Da gibt es die einen, die modernen und innovativen, welche sämtliche Daten des Kunden verarbeiten und korrekt drucken können. Egal ob PDF (der absolute Standard), XPress, Indesign, Pagemaker, Illustrator, Freehand oder Photoshop. Dann gibt es aber noch Druckereien, denen Dienstleistung und akuelle Software ein Fremdwort ist. Diese können selbst nichts mit PDF, schon gar nichts mit offenen Daten anfangen. Einzig und allein jpgs können verarbeitet werden. Fast hat man das Gefühl man sei noch im falschen Jahrhundert.

Es liegt wohl auf der Hand, dass man sich damit keine Freude macht. Jahrzehnte lang hat die Druckbranche nach einem Standard gestrebt und diesen mit dem universellen PDF-Format auch bekommen. Noch nie war es so einfach, korrekte und vollständige Daten zuliefern, wie heutzutage. Man muss sich keine Sorgen mehr um falsche oder vergessene Schriften, Bilder, etc. machen.

Eine gute Druckerei achtet darauf, dass diese das nötige Equipment besitzen und softwaremäßig up-to-date sind, um möglichst alle Eigenheiten des Kunden vorab aufzufangen. Nicht der Kunde muss sich an den Drucker anpassen, sondern die Druckerei sollte dies machen.

Es ist heutzutage kaum mehr verständlich, warum Unternehmen zum Teil noch immer nicht in der Lage sind, gewisse Standards zu erfüllen, da die geforderten technischen Voraussetzungen gerade im graphischen Gewerbe längst zum Alltag gehören.

Jene Druckereien, welche nicht bereit sind, zumindest den Standard zu erfüllen, sondern versuchen, den Kunden an deren veraltetes Equipment anzupassen, dürfen sich nicht wundern, wenn die Kundschaft ausbleibt.

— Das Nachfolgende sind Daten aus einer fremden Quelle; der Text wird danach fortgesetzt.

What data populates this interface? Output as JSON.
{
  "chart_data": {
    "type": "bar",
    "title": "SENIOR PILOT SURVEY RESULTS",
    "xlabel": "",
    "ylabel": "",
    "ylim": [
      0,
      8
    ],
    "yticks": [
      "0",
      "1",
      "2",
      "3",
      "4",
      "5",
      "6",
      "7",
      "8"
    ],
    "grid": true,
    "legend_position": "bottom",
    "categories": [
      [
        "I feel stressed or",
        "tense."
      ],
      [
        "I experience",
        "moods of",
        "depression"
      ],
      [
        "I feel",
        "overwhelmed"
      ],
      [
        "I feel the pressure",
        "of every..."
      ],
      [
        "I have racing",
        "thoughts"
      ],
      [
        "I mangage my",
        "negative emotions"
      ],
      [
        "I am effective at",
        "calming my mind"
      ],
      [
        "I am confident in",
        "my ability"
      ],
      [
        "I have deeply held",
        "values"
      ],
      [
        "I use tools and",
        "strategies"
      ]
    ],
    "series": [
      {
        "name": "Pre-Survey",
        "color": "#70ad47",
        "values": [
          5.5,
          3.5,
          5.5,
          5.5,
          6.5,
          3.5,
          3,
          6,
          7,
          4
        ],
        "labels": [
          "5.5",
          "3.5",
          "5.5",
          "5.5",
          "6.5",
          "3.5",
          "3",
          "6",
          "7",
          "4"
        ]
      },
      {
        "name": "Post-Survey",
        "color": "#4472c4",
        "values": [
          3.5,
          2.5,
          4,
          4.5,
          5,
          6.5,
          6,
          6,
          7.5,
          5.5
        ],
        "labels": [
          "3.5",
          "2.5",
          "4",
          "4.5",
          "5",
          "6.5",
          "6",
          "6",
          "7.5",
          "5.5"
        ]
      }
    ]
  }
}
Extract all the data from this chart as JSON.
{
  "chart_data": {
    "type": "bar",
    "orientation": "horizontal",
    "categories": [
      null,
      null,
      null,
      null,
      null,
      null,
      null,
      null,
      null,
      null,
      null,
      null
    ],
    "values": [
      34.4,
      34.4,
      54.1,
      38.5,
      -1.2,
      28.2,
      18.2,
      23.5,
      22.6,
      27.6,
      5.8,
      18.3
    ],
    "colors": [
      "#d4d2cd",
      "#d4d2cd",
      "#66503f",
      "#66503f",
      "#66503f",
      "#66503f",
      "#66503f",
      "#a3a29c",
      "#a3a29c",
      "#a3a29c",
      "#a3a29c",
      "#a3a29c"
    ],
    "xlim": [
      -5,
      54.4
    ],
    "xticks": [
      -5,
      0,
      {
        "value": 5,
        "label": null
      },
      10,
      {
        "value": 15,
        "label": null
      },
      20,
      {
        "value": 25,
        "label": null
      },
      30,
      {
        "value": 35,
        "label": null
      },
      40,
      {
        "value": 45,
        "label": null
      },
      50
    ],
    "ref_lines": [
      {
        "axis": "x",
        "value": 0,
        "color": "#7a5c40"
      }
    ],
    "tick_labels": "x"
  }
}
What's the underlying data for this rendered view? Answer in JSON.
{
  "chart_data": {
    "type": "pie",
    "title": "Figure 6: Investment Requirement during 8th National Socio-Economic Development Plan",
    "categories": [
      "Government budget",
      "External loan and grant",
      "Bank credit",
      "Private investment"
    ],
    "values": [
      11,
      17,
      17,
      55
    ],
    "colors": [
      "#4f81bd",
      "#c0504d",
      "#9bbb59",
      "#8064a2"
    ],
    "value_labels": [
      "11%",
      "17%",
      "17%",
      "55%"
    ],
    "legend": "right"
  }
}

Eine Antwort zu “Druckerei als Dienstleister”

  1. Klaus

    Verstandnis für mangelden “technischen” Service aufzubringen, fallt in der mittlerweile hochtechnisierten Druckindustrie sicherlich schwer. Aber wer sind denn eigentlich “die Druckereien” um die es hier geht? Zumeist (ca. 85%)handelt es sich dabei um kleine und mittlere Unternehmen, denen es aufgrund der Auftragslage bis Mitte der 90er Jahre recht gut ging. Man “druckte” gerne aber viele andere Bereiche, wie die Druckvorstufe, wurden ausgelagert. Zum Teil haben dies auch bereitwillig die Werbeagenturen übernommen und so die Kunden auch fest an sich gebunden. Dann wurden die Auftrage weniger, der Wandel vom Film als Druckvorlage, hin zu digitalen Daten vollzog sich in nur wenigen Jahren und plötzlich mussten sich viele Druckereien, erstmals seit ihrem Bestehen, “verkaufen”. All das führte bei einigen Druckereien zu massiven Problemen. Den Drucksachenmarkt “Internet” beaugen leider noch heute viel zu viele aus großer Distanz. Kurz und gut,es ist richtig, dass manch eine Druckerei den Schwenk zum kundenorientierten und servicestarken Unternehmen noch nicht geschafft hat. Die Geschichte zeigt deutlich, dass die grafische Industrie mit Neuerungen in fast jeder Dekade ihre Probleme hatte.